All You Need to Know about HIPAA Compliance
The Health Insurance Portability and Accountability Act (HIPAA) was originally passed by the US Congress in 1996 during the Clinton administration and while its primary purpose was to allow workers to carry forward insurance and healthcare rights between jobs, in time it became better known for its stipulations concerning the privacy and security of protected health information (PHI).
With the rise of electronic health records and healthcare providers’ own push for digitalization that began including apps, email correspondence and social media as ways of communicating with patients and customers, the Health Information Technology for Economic and Clinical Health Act (HITECH) expanded HIPAA’s privacy and security scope by increasing its legal liability and providing a stricter enforcement of its requirements.
HIPAA is governed by three main rules:
- The Privacy Rule which details how PHI can be used and disclosed;
- The Security Rule that includes the necessary standards and safeguards needed to protect electronic PHI at rest and in transit;
- The Breach Notification Rule that requires organizations to notify patients and the proper authorities in case of a PHI data breach.
The Department of Health and Human Services’ Office for Civil Rights (OCR) has been responsible for the enforcement of HIPAA since 2003.
Who does HIPAA apply to?
The general tendency is to regard PHI as the domain of hospitals and healthcare institutions. In today’s digital age however, healthcare providers rarely operate independently: they often share information with business associates or require subcontractors to perform services that may require the disclosure of PHI.
HIPAA covers all these entities: the actual providers that offer treatment, payment or operations in healthcare, but also all the associates with access to patient information that support them in the discharge of these services. Subcontractors, as well as business partners’ own associates, must comply with HIPAA.
Additionally, under the HITECH Act, healthcare providers are obligated to notify their business associates and subcontractors that they must comply with HIPAA.
What does HIPAA protect?
Protected Health Information (PHI) that falls under the incidence of HIPAA refers to information related to an individual’s past, present, or future physical or mental health and the provision of healthcare to an individual. It also includes personal identifiers such as name, address or Social Security Number that, by themselves or grouped with other identifiers, can reveal a person’s identity, medical history or payments he has made.
The Privacy Rule
In force since 2003, the HIPAA Privacy Rule establishes national standards to protect individuals’ medical records and other personal health information. It applies to all healthcare and health plan providers, healthcare clearinghouses, and certain electronic healthcare transactions.

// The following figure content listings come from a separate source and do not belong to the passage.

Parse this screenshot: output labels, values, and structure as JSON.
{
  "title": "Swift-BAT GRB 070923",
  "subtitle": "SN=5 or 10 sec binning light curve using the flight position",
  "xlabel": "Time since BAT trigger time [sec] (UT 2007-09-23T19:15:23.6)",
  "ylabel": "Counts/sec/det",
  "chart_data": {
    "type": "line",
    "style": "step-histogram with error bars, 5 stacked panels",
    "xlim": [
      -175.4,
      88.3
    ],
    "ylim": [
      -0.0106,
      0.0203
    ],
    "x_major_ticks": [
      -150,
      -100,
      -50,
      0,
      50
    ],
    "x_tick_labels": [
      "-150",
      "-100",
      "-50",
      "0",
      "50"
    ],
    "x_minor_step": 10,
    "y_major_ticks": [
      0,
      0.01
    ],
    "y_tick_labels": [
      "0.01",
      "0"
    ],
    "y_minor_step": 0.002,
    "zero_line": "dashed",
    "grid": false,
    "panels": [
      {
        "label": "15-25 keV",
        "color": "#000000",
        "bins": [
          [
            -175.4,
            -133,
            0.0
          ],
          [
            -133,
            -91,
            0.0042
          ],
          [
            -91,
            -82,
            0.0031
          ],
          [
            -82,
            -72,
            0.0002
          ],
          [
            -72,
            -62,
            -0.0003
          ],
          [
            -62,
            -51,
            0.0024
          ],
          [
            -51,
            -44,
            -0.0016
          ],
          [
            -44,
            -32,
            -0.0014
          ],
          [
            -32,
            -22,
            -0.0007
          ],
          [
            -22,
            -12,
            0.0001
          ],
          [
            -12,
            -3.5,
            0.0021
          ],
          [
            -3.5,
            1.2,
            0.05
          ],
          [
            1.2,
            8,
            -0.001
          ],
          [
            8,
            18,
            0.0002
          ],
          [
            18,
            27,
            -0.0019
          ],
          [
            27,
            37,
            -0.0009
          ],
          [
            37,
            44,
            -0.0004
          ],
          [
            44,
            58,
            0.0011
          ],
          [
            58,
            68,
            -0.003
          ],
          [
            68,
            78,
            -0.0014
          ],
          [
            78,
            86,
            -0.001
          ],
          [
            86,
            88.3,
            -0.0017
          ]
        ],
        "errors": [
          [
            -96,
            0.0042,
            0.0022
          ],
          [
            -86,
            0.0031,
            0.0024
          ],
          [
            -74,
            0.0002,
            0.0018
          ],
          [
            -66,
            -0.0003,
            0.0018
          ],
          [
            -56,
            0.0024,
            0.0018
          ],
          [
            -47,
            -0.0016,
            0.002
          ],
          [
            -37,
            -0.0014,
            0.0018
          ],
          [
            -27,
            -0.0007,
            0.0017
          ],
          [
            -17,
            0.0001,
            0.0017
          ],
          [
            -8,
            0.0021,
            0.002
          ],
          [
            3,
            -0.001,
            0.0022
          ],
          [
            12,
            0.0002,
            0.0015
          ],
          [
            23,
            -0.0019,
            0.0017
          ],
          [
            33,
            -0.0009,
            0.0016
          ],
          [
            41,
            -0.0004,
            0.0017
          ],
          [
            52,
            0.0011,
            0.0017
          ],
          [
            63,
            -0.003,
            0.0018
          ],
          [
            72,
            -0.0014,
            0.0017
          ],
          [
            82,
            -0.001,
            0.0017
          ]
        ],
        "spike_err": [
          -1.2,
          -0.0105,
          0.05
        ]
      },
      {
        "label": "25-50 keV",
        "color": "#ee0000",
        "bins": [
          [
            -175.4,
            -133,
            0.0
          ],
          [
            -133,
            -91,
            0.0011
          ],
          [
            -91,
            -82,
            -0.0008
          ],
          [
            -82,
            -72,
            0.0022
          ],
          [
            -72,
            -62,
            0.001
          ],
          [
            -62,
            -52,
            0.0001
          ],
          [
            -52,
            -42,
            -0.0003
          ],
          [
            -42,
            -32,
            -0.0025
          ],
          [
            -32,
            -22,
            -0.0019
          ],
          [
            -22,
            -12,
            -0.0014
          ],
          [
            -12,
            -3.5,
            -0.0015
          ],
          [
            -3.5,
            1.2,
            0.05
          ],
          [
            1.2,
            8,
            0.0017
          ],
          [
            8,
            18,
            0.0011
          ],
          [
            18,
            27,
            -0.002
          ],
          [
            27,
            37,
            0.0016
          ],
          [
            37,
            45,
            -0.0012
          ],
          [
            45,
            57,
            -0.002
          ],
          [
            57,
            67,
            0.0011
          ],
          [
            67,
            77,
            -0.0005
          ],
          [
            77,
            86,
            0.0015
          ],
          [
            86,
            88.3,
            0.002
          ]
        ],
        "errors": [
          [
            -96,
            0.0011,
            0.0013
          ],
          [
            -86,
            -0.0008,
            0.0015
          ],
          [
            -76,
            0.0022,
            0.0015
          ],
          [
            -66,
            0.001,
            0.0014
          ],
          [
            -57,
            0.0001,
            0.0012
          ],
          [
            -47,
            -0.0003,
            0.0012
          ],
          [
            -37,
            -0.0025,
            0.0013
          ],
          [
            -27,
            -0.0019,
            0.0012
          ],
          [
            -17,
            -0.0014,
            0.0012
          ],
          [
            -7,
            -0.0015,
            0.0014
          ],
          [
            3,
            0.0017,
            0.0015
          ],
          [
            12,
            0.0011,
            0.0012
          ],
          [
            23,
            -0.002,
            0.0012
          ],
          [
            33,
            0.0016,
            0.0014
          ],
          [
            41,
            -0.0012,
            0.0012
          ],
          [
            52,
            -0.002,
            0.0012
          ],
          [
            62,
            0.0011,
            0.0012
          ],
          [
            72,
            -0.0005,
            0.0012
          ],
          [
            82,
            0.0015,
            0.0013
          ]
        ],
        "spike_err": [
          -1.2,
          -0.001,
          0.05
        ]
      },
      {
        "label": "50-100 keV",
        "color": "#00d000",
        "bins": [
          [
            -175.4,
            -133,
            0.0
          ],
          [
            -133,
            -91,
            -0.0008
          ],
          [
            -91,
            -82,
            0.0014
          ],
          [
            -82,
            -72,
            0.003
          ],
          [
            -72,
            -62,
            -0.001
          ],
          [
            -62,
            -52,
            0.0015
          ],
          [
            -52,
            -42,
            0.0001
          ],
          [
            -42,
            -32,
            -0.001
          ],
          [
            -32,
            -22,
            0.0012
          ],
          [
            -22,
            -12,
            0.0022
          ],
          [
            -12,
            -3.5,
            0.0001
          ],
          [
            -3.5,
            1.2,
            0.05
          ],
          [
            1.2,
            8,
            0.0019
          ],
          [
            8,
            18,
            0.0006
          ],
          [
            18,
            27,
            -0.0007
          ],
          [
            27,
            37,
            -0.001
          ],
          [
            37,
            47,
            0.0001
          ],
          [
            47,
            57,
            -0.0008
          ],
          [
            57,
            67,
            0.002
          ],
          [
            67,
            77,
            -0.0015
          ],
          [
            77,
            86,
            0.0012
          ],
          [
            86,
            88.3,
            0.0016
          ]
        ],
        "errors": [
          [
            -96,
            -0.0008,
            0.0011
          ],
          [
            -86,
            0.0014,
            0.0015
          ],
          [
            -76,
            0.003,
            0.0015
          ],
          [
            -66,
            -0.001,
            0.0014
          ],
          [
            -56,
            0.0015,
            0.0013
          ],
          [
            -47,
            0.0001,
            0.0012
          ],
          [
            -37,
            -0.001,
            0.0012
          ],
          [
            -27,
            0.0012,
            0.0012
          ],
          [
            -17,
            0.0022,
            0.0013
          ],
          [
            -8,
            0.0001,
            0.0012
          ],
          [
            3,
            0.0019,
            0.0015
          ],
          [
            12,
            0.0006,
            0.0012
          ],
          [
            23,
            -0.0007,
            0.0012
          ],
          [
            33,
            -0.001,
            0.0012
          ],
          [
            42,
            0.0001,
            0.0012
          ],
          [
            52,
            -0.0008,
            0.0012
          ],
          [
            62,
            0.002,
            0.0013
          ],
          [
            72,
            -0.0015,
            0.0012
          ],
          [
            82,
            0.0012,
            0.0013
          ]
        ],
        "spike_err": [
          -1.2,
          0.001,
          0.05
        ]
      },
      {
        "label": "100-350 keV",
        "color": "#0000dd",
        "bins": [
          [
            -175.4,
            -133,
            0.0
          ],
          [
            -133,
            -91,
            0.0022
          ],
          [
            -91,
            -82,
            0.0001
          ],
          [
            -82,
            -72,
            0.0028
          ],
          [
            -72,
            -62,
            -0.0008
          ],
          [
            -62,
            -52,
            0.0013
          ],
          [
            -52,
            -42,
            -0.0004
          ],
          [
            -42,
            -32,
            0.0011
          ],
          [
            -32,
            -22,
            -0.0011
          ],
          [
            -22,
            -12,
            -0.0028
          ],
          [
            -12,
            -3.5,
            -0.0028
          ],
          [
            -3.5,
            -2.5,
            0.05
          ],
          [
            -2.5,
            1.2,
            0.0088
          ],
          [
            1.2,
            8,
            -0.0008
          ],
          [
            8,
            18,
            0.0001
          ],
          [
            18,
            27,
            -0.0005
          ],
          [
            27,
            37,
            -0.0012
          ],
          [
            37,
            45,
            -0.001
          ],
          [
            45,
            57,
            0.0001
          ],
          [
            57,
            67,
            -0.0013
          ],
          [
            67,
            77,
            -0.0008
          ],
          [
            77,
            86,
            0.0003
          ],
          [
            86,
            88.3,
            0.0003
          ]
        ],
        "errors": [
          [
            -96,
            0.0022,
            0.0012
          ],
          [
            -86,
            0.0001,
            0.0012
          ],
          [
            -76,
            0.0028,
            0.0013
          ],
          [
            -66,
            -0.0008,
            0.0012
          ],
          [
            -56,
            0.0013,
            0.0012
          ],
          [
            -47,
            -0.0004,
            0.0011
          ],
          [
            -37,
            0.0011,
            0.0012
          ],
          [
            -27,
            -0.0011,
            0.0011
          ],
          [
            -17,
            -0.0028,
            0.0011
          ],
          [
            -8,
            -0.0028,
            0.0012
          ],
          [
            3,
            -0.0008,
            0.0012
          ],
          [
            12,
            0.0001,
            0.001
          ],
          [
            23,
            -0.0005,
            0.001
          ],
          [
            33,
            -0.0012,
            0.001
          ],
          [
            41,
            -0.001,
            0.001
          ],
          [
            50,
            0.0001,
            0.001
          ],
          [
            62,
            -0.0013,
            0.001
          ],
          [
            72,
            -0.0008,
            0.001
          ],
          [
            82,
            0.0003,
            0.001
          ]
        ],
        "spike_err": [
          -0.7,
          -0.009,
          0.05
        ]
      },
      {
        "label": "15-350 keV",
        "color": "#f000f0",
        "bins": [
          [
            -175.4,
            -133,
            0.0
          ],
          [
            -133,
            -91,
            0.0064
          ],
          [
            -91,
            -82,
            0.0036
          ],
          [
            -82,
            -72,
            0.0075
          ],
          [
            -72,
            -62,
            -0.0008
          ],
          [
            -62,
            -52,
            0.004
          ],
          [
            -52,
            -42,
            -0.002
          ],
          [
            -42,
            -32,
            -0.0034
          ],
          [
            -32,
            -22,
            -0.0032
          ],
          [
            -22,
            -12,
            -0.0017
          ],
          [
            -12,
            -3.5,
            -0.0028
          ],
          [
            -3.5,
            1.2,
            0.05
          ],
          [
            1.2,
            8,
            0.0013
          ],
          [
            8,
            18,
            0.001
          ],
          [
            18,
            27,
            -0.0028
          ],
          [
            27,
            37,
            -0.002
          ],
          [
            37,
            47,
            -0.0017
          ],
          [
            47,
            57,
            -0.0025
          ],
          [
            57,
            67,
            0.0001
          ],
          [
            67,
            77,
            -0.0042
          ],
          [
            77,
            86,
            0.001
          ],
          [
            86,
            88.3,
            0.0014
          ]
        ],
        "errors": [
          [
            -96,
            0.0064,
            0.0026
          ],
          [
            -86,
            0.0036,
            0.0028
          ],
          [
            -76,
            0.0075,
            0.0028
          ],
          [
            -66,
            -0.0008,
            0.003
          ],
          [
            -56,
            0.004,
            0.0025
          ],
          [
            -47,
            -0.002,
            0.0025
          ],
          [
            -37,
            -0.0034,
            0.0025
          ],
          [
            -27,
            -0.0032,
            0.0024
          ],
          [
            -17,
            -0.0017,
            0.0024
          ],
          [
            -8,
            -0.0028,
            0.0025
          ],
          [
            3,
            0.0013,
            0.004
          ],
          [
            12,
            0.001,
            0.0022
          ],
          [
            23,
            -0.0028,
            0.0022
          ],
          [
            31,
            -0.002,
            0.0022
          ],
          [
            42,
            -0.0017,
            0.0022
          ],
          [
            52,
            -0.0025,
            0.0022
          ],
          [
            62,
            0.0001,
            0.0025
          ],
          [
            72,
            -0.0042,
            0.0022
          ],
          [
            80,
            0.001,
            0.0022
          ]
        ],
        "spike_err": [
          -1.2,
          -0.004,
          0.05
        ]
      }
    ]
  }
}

The Privacy Rule requires that appropriate safeguards be put in place to protect the privacy of PHI and sets the conditions and limits of the use and disclosure of PHI without patient authorization. Through it, patients or their representatives can ask for a copy of their records that they can then examine and request to be corrected.
Organizations falling under the incidence of HIPAA are required to answer such patient access requests within 30 days. Notices of Privacy Practices (NPPs) must also be issued to explain to patients how their data will be used or shared.
The Security Rule
The Security Rule more specifically addresses the protection of individuals’ electronic protected health information (ePHI) that is created, received, used, or maintained by entities covered by HIPAA. It establishes a set of standards and safeguards that need to be put into place to ensure the confidentiality, integrity, and security of ePHI.
There are three types of safeguards under the Security Rule:
- Technical Safeguards that refer to the technology used to protect and access ePHI;
- Physical Safeguards that deal with physical access to ePHI regardless of its location;
- Administrative Safeguards that include actions, policies, and procedures responsible for the enforcement of ePHI protection and the conduct of an organization’s workforce.
The Breach Notification Rule
Similar to the GDPR’s mandatory data breach notifications, the HIPAA Breach Notification Rule requires covered entities to notify patients in case of a data breach that included their PHI as well as the OCR and the media if the breach affects more than five hundred patients.
Smaller breaches that affect fewer than 500 individuals must also be reported through the OCR web portal. Breach notifications must be made without undue delay no later than 60 days after the discovery of a breach. When patients are notified of the breach, they must be informed what they can do to protect themselves from potential harm, how the organization is investigating the incident and how it will avoid other security incidents in the future.
Fines under HIPAA
Federal fines for noncompliance with HIPAA can be issued by the OCR and state attorneys general and are separated into four tiers, depending on the level of perceived negligence at the time of the HIPAA violation. They range from as little as $100 to as much as $1.5 million per year for each violation.